Introduction

  • Objective

On the Milk-V Duo 256MB, fully utilize its hardware resources (especially the NPU's computational power) to develop an action-based mini-game with motion interaction. Integrate the LVGL graphics library for game interface development and use the NPU to accelerate inference for fast and accurate recognition of gestures and movements.
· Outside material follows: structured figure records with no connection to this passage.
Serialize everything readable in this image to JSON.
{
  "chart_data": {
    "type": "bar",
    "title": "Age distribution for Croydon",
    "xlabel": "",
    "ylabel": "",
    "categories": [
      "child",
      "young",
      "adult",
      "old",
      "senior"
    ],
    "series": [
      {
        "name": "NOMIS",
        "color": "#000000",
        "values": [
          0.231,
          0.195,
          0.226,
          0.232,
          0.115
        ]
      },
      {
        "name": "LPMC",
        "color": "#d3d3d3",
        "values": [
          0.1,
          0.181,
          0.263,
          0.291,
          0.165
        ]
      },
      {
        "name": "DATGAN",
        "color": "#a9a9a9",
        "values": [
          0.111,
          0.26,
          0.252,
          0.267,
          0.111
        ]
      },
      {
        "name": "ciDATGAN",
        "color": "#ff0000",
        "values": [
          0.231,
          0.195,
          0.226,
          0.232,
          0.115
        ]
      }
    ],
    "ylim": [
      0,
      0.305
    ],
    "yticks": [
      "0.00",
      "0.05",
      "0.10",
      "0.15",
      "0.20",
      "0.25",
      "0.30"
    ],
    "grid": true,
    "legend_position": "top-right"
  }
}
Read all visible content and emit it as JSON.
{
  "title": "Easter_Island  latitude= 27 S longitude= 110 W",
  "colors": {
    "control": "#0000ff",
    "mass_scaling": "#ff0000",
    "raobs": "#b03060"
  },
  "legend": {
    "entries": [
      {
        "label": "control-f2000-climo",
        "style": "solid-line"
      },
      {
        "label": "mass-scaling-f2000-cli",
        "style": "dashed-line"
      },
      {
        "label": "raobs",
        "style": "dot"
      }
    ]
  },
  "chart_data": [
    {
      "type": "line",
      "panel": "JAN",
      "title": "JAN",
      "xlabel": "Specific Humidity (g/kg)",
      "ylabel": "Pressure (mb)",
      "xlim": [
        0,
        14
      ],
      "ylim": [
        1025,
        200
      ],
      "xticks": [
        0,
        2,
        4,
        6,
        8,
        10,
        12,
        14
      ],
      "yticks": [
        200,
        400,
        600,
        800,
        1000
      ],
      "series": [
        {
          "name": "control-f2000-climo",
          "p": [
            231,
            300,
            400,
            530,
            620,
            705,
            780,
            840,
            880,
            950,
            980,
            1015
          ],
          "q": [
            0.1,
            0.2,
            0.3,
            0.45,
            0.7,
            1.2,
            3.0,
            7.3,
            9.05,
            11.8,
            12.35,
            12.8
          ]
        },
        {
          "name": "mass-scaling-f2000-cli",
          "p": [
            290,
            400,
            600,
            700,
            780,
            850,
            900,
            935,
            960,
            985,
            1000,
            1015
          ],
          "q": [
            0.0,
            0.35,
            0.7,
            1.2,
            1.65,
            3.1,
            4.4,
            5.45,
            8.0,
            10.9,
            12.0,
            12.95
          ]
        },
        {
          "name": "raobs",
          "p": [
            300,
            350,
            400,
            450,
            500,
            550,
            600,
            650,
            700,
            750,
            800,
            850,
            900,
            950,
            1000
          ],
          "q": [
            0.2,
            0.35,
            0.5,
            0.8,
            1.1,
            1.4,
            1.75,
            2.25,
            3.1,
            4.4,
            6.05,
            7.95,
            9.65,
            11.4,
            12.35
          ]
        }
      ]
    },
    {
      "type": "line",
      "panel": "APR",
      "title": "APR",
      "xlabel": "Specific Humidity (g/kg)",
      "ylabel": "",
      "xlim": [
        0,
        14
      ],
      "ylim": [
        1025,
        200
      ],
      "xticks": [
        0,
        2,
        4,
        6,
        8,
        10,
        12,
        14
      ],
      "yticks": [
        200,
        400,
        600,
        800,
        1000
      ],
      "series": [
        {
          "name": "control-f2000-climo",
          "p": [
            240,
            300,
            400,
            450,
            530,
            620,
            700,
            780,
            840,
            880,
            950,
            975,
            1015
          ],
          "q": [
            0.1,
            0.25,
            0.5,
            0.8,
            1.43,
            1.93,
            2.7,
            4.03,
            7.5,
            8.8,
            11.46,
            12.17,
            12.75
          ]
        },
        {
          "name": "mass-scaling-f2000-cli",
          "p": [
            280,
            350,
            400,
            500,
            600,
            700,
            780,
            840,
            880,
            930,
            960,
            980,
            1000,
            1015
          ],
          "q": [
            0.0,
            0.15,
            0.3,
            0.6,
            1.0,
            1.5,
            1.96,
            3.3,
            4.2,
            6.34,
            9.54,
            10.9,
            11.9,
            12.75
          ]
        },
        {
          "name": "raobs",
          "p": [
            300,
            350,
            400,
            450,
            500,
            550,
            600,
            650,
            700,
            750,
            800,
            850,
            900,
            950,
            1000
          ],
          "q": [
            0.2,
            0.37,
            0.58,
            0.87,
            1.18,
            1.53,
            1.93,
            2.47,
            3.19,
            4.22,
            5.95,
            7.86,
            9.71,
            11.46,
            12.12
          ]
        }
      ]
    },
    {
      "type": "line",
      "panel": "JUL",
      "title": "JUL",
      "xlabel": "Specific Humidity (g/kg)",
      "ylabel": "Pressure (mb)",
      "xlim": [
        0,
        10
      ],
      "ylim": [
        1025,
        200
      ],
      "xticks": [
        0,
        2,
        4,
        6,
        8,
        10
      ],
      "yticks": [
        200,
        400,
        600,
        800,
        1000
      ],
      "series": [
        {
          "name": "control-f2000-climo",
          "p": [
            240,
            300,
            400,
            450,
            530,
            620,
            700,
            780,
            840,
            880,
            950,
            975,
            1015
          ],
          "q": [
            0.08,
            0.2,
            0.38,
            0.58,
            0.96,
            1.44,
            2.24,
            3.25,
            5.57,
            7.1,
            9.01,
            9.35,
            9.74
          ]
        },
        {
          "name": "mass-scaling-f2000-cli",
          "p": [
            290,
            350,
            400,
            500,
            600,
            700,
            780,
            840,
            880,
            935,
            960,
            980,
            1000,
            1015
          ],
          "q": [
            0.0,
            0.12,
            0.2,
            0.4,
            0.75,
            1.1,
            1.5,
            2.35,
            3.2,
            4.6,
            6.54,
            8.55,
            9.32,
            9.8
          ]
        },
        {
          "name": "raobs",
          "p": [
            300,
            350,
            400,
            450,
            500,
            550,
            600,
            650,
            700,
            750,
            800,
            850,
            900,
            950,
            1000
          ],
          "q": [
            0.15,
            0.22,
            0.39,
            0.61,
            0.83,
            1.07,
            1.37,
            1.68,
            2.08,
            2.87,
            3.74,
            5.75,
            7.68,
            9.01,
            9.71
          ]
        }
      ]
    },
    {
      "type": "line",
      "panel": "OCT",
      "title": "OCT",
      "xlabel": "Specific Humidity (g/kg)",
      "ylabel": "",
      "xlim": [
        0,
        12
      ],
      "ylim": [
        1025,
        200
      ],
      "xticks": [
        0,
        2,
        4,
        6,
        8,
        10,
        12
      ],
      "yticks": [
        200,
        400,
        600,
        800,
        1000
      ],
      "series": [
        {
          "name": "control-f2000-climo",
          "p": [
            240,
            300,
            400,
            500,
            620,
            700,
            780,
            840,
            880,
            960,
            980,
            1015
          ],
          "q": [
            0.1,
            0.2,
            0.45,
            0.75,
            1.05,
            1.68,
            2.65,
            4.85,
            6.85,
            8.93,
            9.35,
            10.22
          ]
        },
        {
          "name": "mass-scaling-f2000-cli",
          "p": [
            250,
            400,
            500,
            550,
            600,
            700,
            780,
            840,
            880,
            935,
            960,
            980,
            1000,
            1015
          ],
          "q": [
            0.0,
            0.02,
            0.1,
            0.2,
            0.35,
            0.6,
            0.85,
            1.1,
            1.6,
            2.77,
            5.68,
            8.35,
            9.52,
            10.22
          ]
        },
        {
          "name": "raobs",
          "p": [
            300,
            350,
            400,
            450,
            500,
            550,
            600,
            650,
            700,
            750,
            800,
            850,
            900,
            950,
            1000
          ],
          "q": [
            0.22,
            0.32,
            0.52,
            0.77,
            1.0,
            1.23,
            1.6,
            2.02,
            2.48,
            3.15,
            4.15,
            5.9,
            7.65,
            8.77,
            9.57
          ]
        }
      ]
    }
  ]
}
This task aims to explore the application potential of the Milk-V Duo in the field of high-performance motion-sensing games.

 

  • Detailed Task Description

1. LVGL Graphics Library Porting and Optimization:
a. Successfully adapt the LVGL graphics library to the Milk-V Duo 256MB version, ensuring efficient and smooth graphic rendering.
b. Implement dynamic elements within the game interface.

 

2. NPU-Enhanced Motion Sensing Recognition System Development:
a. Develop a motion sensing recognition module that utilizes the NPU's computational power, capturing the user's gestures and movements through a camera.
b. Use the NPU for inference of deep learning models to improve the accuracy and response speed of motion recognition.
c. Recognize at least three basic movements, such as: waving (character movement), jumping (character jump), and crouching (character crouch).

 

3. Mini Game Design and Implementation:
a. Design and implement a simple 2D motion-sensing mini-game, such as a platform jumper or rhythm game.
b. The game should include basic game logic, such as character control, scoring system, level design, and game over conditions.

 

4. User Interface and Interaction:
a. Design an intuitive user interface that displays game status, score, and motion prompts.
b. Implement functions for starting, pausing, resetting, and tutorials, supporting operation through motion-based actions.

 

  • Performance Requirements
  1. The motion recognition module should have a high accuracy rate and be able to work stably under various lighting and background conditions.
  2. The game should run smoothly, with a delay from motion recognition to game response of no more than 50 milliseconds, fully utilizing the NPU's high-speed processing capability.
  3. While ensuring motion recognition, game logic, and user interface display, optimize memory allocation to ensure it does not exceed the 256MB memory limit.

 

  • Acceptance Criteria
  1. The LVGL graphics library runs stably on the Milk-V Duo, with a clear game interface display and is fully optimized using the NPU.
  2. The NPU-enhanced motion recognition module accurately identifies preset movements without significant errors and responds quickly.
  3. The mini-game runs smoothly, with clear game logic, an accurate scoring system, and reasonable level design.
  4. The user interface responds quickly, operates without significant delay, and has no obvious bugs.
  5. The submitted project should include complete source code, documentation, and necessary resource files for subsequent maintenance and optimization.

 

By completing this task, developers will be able to demonstrate the application potential of the Milk-V Duo in the field of motion-sensing games, especially the advantages of using NPU computational power for efficient motion recognition. This will provide users with a new, immersive gaming experience while offering developers valuable practical experience in high-performance motion interaction technology.